The proposed schema is sensitive to existing factors that predict success or failure between both pancreas and islet transplantation and weights these appropriately. For example, elevated cPRA predicts rejection of islets and the schema awards no points to islets if the candidate has cPRA >20%. Low donor BMI is associated with decreased islet yield so again no points are awarded to the islet candidate. The new schema continues to emphasize the importance of proximity weighing this equally for whole organs and islets. However, in contrast to current OPTN/UNOS allocation criteria, in the new schema islet transplantation is not relegated to a lower category ranking but is considered an alternative to pancreas transplantation based on candidate and donor characteristics and proximity of the donor hospital to transplant location.
Conclusions
An allocation schema is presented to compliment the current OPTN/UNOS criteria that does not discriminate unduly between pancreatic and islet transplantation. Application of this schema may provide a means to encourage use of organs that would be otherwise passed on. The schema, although increasing islet transplantation, may also improve outcomes and patient acceptance of this procedure. The hope is that adoption of this model in the United States, and perhaps abroad, will allow for increased optimal and equitable utilization of this resource.
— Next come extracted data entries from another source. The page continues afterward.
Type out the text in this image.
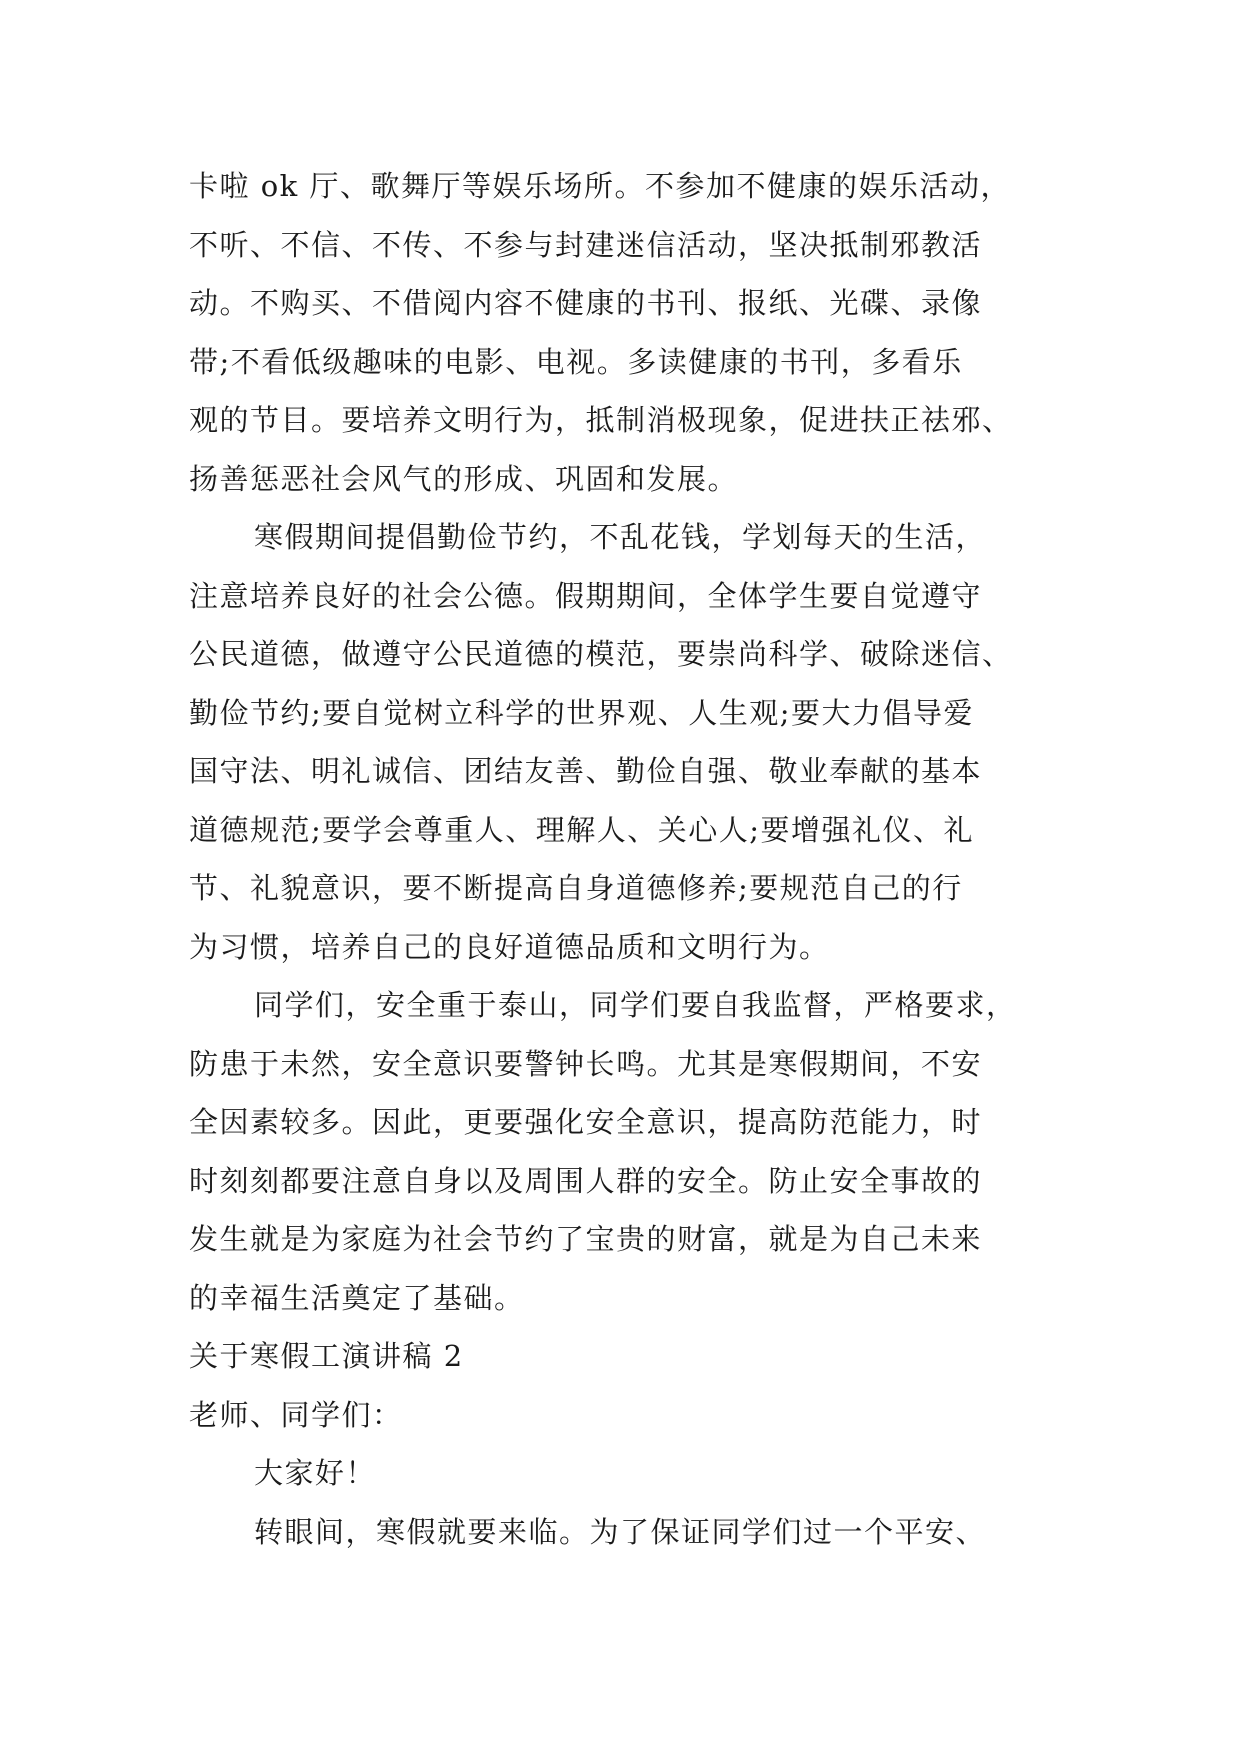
卡啦 ok 厅、歌舞厅等娱乐场所。不参加不健康的娱乐活动，
不听、不信、不传、不参与封建迷信活动，坚决抵制邪教活
动。不购买、不借阅内容不健康的书刊、报纸、光碟、录像
带;不看低级趣味的电影、电视。多读健康的书刊，多看乐
观的节目。要培养文明行为，抵制消极现象，促进扶正祛邪、
扬善惩恶社会风气的形成、巩固和发展。
寒假期间提倡勤俭节约，不乱花钱，学划每天的生活，
注意培养良好的社会公德。假期期间，全体学生要自觉遵守
公民道德，做遵守公民道德的模范，要崇尚科学、破除迷信、
勤俭节约;要自觉树立科学的世界观、人生观;要大力倡导爱
国守法、明礼诚信、团结友善、勤俭自强、敬业奉献的基本
道德规范;要学会尊重人、理解人、关心人;要增强礼仪、礼
节、礼貌意识，要不断提高自身道德修养;要规范自己的行
为习惯，培养自己的良好道德品质和文明行为。
同学们，安全重于泰山，同学们要自我监督，严格要求，
防患于未然，安全意识要警钟长鸣。尤其是寒假期间，不安
全因素较多。因此，更要强化安全意识，提高防范能力，时
时刻刻都要注意自身以及周围人群的安全。防止安全事故的
发生就是为家庭为社会节约了宝贵的财富，就是为自己未来
的幸福生活奠定了基础。
关于寒假工演讲稿 2
老师、同学们：
大家好！
转眼间，寒假就要来临。为了保证同学们过一个平安、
It is important to note that the emphasis placed on each characteristic, as indicated by the points assigned, is based upon empiric observations. Additional statistical modeling is warranted to verify this schema.
Footnotes
Authorship Contribution
F.K. and J.S.I. conceived of, designed and wrote the manuscript and prepared the table. M.E.S., G.S., D.C.D., and A.D.R. reviewed the manuscript and provided critical feedback. All authors read and approved the final draft.
Declaration of Conflicting Interests
The author(s) declared no potential conflicts of interest with respect to the research, authorship, and/or publication of this article.
Ethical Approval
This report does not contain specific human subject information and therefore there was no need for Ethical Committee’s approval.
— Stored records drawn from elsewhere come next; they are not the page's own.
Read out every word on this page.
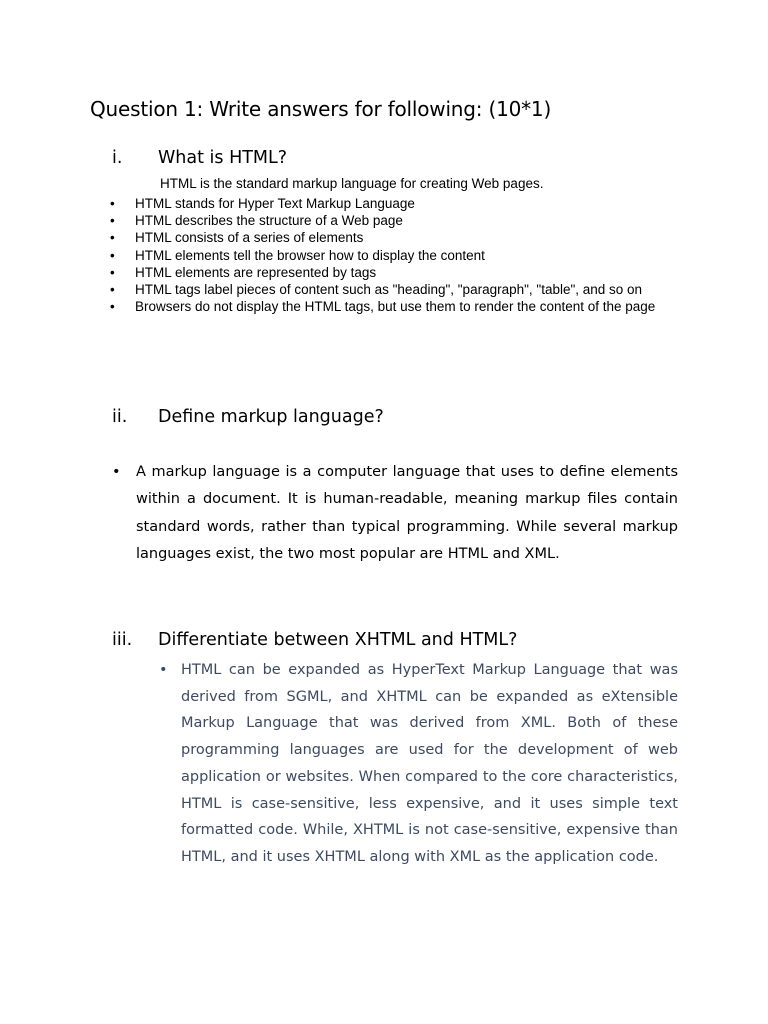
Question 1: Write answers for following: (10*1)
i. What is HTML?
HTML is the standard markup language for creating Web pages.
• HTML stands for Hyper Text Markup Language
• HTML describes the structure of a Web page
• HTML consists of a series of elements
• HTML elements tell the browser how to display the content
• HTML elements are represented by tags
• HTML tags label pieces of content such as "heading", "paragraph", "table", and so on
• Browsers do not display the HTML tags, but use them to render the content of the page
ii. Define markup language?
• A markup language is a computer language that uses to define elements within a document. It is human-readable, meaning markup files contain standard words, rather than typical programming. While several markup languages exist, the two most popular are HTML and XML.
iii. Differentiate between XHTML and HTML?
• HTML can be expanded as HyperText Markup Language that was derived from SGML, and XHTML can be expanded as eXtensible Markup Language that was derived from XML. Both of these programming languages are used for the development of web application or websites. When compared to the core characteristics, HTML is case-sensitive, less expensive, and it uses simple text formatted code. While, XHTML is not case-sensitive, expensive than HTML, and it uses XHTML along with XML as the application code.
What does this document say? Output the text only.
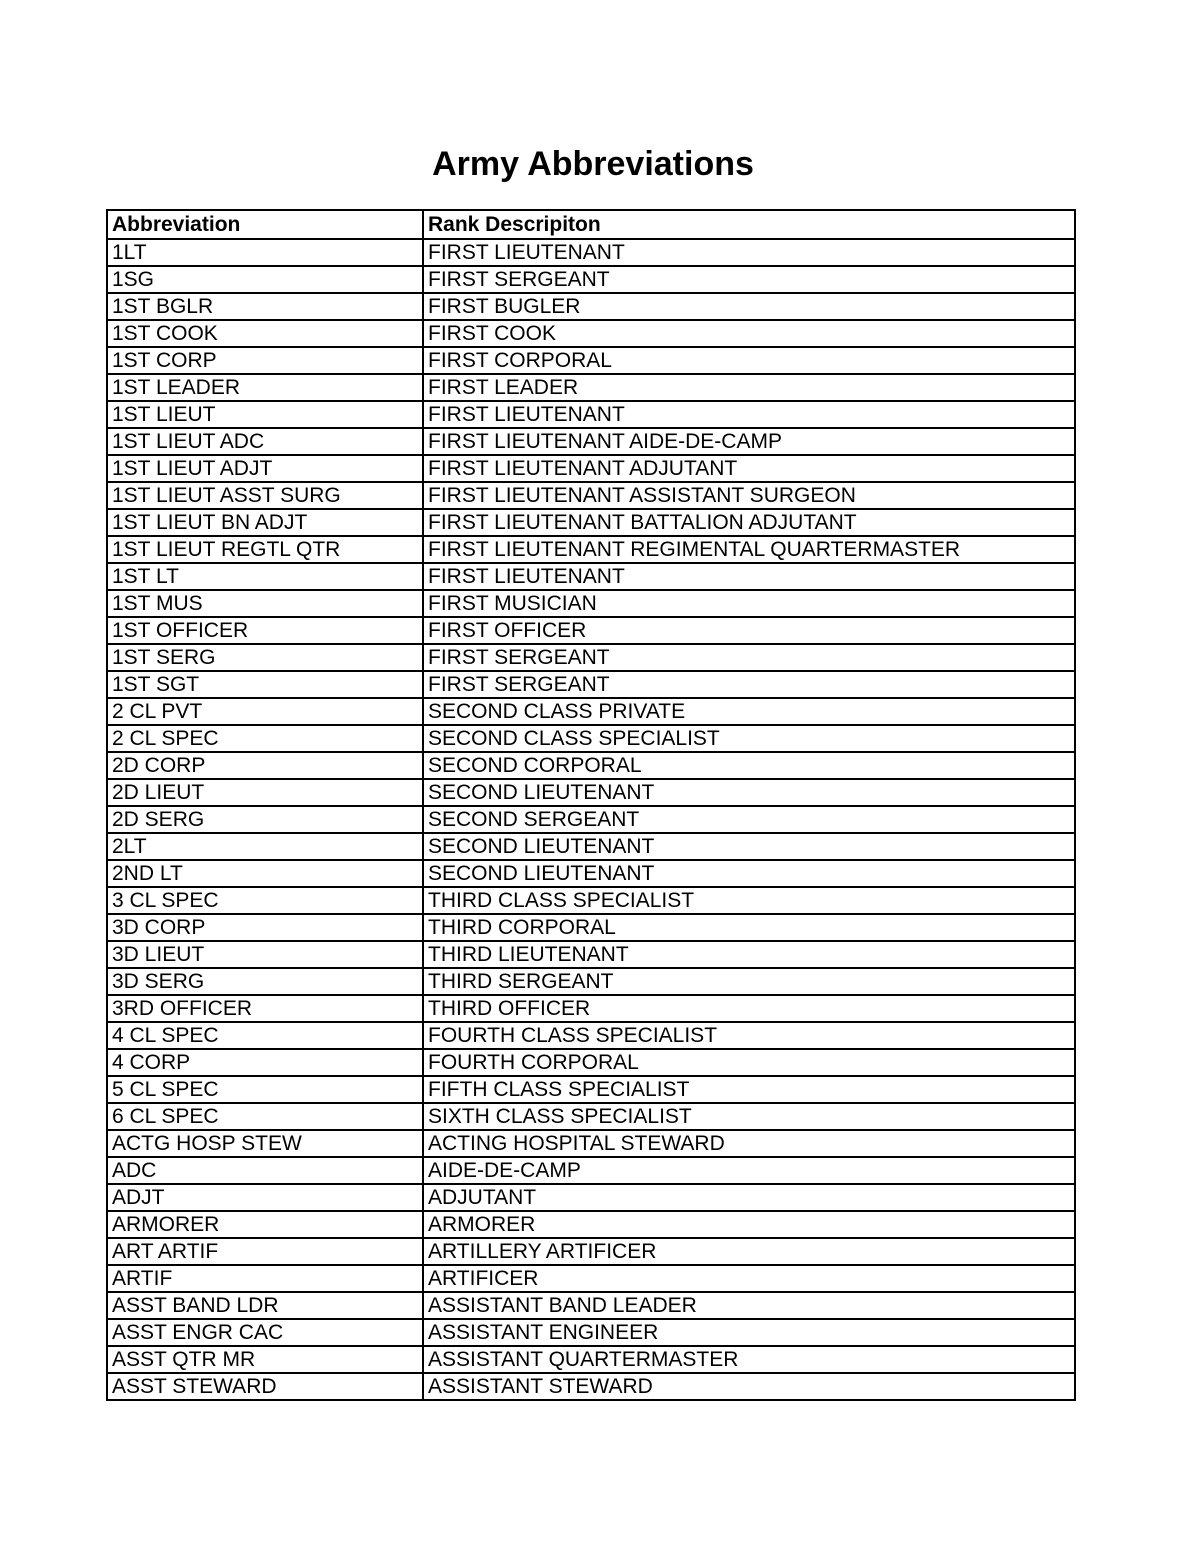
Army Abbreviations
Abbreviation	Rank Descripiton
1LT	FIRST LIEUTENANT
1SG	FIRST SERGEANT
1ST BGLR	FIRST BUGLER
1ST COOK	FIRST COOK
1ST CORP	FIRST CORPORAL
1ST LEADER	FIRST LEADER
1ST LIEUT	FIRST LIEUTENANT
1ST LIEUT ADC	FIRST LIEUTENANT AIDE-DE-CAMP
1ST LIEUT ADJT	FIRST LIEUTENANT ADJUTANT
1ST LIEUT ASST SURG	FIRST LIEUTENANT ASSISTANT SURGEON
1ST LIEUT BN ADJT	FIRST LIEUTENANT BATTALION ADJUTANT
1ST LIEUT REGTL QTR	FIRST LIEUTENANT REGIMENTAL QUARTERMASTER
1ST LT	FIRST LIEUTENANT
1ST MUS	FIRST MUSICIAN
1ST OFFICER	FIRST OFFICER
1ST SERG	FIRST SERGEANT
1ST SGT	FIRST SERGEANT
2 CL PVT	SECOND CLASS PRIVATE
2 CL SPEC	SECOND CLASS SPECIALIST
2D CORP	SECOND CORPORAL
2D LIEUT	SECOND LIEUTENANT
2D SERG	SECOND SERGEANT
2LT	SECOND LIEUTENANT
2ND LT	SECOND LIEUTENANT
3 CL SPEC	THIRD CLASS SPECIALIST
3D CORP	THIRD CORPORAL
3D LIEUT	THIRD LIEUTENANT
3D SERG	THIRD SERGEANT
3RD OFFICER	THIRD OFFICER
4 CL SPEC	FOURTH CLASS SPECIALIST
4 CORP	FOURTH CORPORAL
5 CL SPEC	FIFTH CLASS SPECIALIST
6 CL SPEC	SIXTH CLASS SPECIALIST
ACTG HOSP STEW	ACTING HOSPITAL STEWARD
ADC	AIDE-DE-CAMP
ADJT	ADJUTANT
ARMORER	ARMORER
ART ARTIF	ARTILLERY ARTIFICER
ARTIF	ARTIFICER
ASST BAND LDR	ASSISTANT BAND LEADER
ASST ENGR CAC	ASSISTANT ENGINEER
ASST QTR MR	ASSISTANT QUARTERMASTER
ASST STEWARD	ASSISTANT STEWARD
Statement of Human and Animal Rights
This article did not involve any research with human or animal subjects.
Statement of Informed Consent
This article did not involve human subject research and informed consent was not applicable.
Funding
The author(s) disclosed receipt of the following financial support for the research, authorship, and/or publication of this article: This work was supported by the Wanek Family Project to Cure Type 1 Diabetes and the Arthur Riggs Diabetes & Metabolism Research Institute, City of Hope National Medical Center, Duarte, CA.